No matter what any black person, even one who is President of the United States, says about tragedies like this, it will never be understood, comprehended, or empathized with. In a society that wasn't racist, the injustice of this tragedy would be universally understood and dealt with appropriately. But in the current reality that is the United States, black people have no right to life, liberty, or the pursuit of happiness that white people are bound to respect. Speeches won't change that.
This is great writing Chauncey. We linked to it.
"The divided response to Obama's speech will reveal what we already know. Black folks and others will be happy that for a few moments their shining black prince and superhero had arrived. The change we voted for was speaking to the White House press corps and the nation at large. Conservatives and the White Right will respond to Obama as though a leprechaun showed up at their private dinner party, took a crap on the floor, smiled at them, and then promptly exited the room without comment. Disbelief and rage."
My thoughts are that this might be a palliative because federal charges will be difficult to bring but time will tell.
How kind. Appreciated. No federal charges. I am still mulling over what he said. Next week I will look at the actual text which is very important as he pulled one of his throw a bone to the post civil rights colorblind conservative moments in the speech as well. I tell folks, if you want to be serious about understanding political discourse look at the performance, its context, and how it was delivered and received. Then go to the text. The latter almost always tells you something very, very important.
I was gonna write something similar to Coates but decided not to. He said everything necessary.
Today's surprise speech on the Trayvon Martin case is a payment on that gross neglect against the debit on his account as the country's first black president.
LOL!!! Good one. I liked how you put that.
The crazy part is, as little as he does speak about race, if you let the Fox News crowd tell it, everything he does is about race and race-baiting. The man can't win for losing.
But that aside, the point that stood out to me the most is in how he revealed the hypocrisy of the entire pro-Zimmerman crowd who have been beating the rest of us over the head for the past week about Zimmerman's absolute right to protect himself with a gun. How many times did Juror B37 say that? "He had a right to defend himself."
But when you flip the script and give the black guy the gun then it does something.
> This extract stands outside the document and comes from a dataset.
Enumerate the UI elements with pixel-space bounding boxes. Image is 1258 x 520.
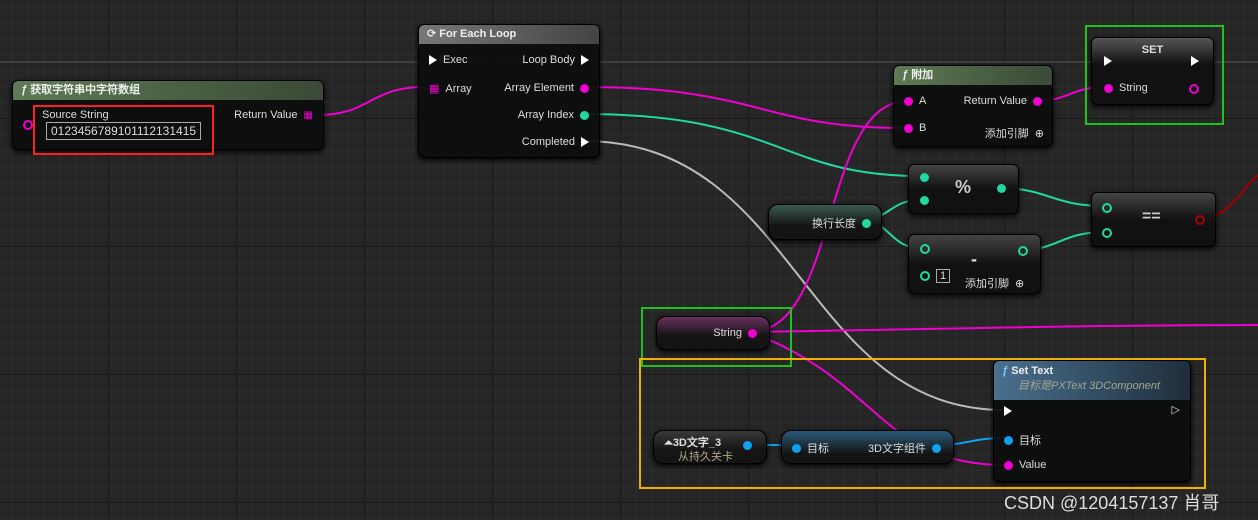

It makes that same pro-2nd Amendment crowd take a pause and think for a minute b/c that's not who they had in mind when they talk about gun rights. It's the same kind of pause they give when their daughter brings her boyfriend home to the family dinner for the first time and they discover that he's black.
Expecting somebody else, were you?
You see, to them, it's only about "gun rights" if it the gun is in the hands of an honest god-fearing White person. They are the only people who should have that right. Once you start giving guns to Black folk...well...you guys saw what happened to the Black Panthers in Cali during the 70's.
It's a 2-way street folks. If Zimmerman had a right to defend himself then Martin damn sure had that same right.
This is not our system malfunctioning. It is our system working as intended.
I said the same thing right after the verdict. The true tragedy of this case is that the system in Florida worked exactly how it was supposed to work.
That's a not-so-subtle point that often gets missed in cases like these.
Usul Devega, we are going to see a fox news/crazed racist white american response the likes of which god has never seen...
10 points to those who know where I paraphrased that comment from.. haha
Making the rounds: http://nebris.tumblr.com/post/55979466880/i-am-trayvon-martin-the-picture-on-the-left
Goodness. So much on that site to titillate the senses and surprise the eyes.. Good stuff. You should circulate your piece to some bigger sites. I am sure one will bite. Very effective.